Bellwood coached Götz at the Gymnos Gymnastics Club, shaping her into a world-class gymnast. “She was lovely; I loved her to bits,” Götz says. “In Prague in 1962, Emmy took us to see the Russians train because she could speak Russian.”
Götz thinks it was more about Bellwood’s desire for her to go the Olympics that she ended up in Tokyo. Ironically, Bellwood didn’t get to go. The New Zealand team was instead coached by David McKenzie-Edwards, who was Spencer’s coach.
The Kiwi gymnasts were three of only eight women in the New Zealand team in Tokyo (along with one swimmer and four track and field athletes). One of them returned home with a medal – middle distance runner Marise Chamberlain who won bronze in the 800m, and is still the only New Zealand woman to win an Olympic medal on the track.
At the opening ceremony, the women in their white and red uniforms marched just behind flagbearer Sir Peter Snell (who won two gold medals on that very track).

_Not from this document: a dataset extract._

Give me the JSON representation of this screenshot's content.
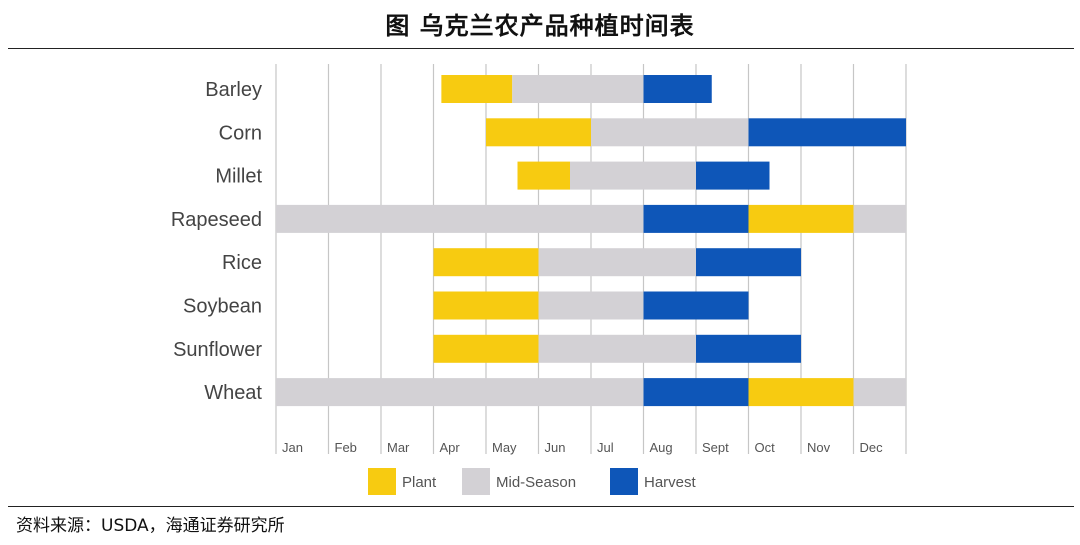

The women had their own village, which Götz remembers was a long walk from the dining hall and the bus that took them to the Tokyo Metropolitan Gymnasium.
In those days, gymnasts were required to do eight routines: four compulsory and four voluntary. “They dropped the compulsories because they got a bit boring and the stadiums weren’t full,” she says.
When it came to the Olympic competition, Götz was the best of the New Zealand gymnasts, finishing 75th overall. Gardiner, who now lives in the United States, was 76th and Spencer (now in Australia) 79th.
Götz’s enduring memory, though, was witnessing first-hand the rest of the world’s best gymnasts at their best: “We watched them in awe.”
Although the Soviet gymnasts dominated that era, it was Czech Věra Čáslavská – a secretary from Prague – who shocked by winning the all-around gold. She beat Russian legend, Larisa Latynina, who still holds the record for the most Olympic medals won by any female athlete – 18.
Götz tried to qualify for the 1968 Mexico Games, but New Zealand did not send any gymnasts to those Olympics. She would go on to be the national gymnastics champion five times – a record that remains unrivalled.
She laughs that she married one of her coaches, Martin Götz, who’d left his native Germany for Australia, then settled in New Zealand.
While the couple spent time living in Karlsruhe, they coached the two New Zealand gymnasts at the 1972 Munich Olympics – Dianne Foote and Terry Sale, our first male gymnast. They left the Olympic village the morning the Palestinian terrorists attacked the Israeli team.
“Terry Sale was right next door to the Israelis. We knew nothing about it until we got home,” she says.
After moving back to New Zealand, Team Götz ran the Auckland School of Gymnastics together. Their three daughters all became keen gymnasts, too.
Dido Götz says she’s enjoyed all aspects of her gymnastics life – from athlete to coach, judge, convenor of the national women’s selection panel, competition organiser and administrator (she ran the Auckland gymnastics association in the 1990s).
She’s received an IOC Volunteer of the Year award, and joined her husband as a life member of Gymsports NZ.
“My career has done a full circle,” she laughs. And as she does her daily stretching routine, she could probably still pull of some of the tricks that made her one of New Zealand’s first Olympic gymnasts.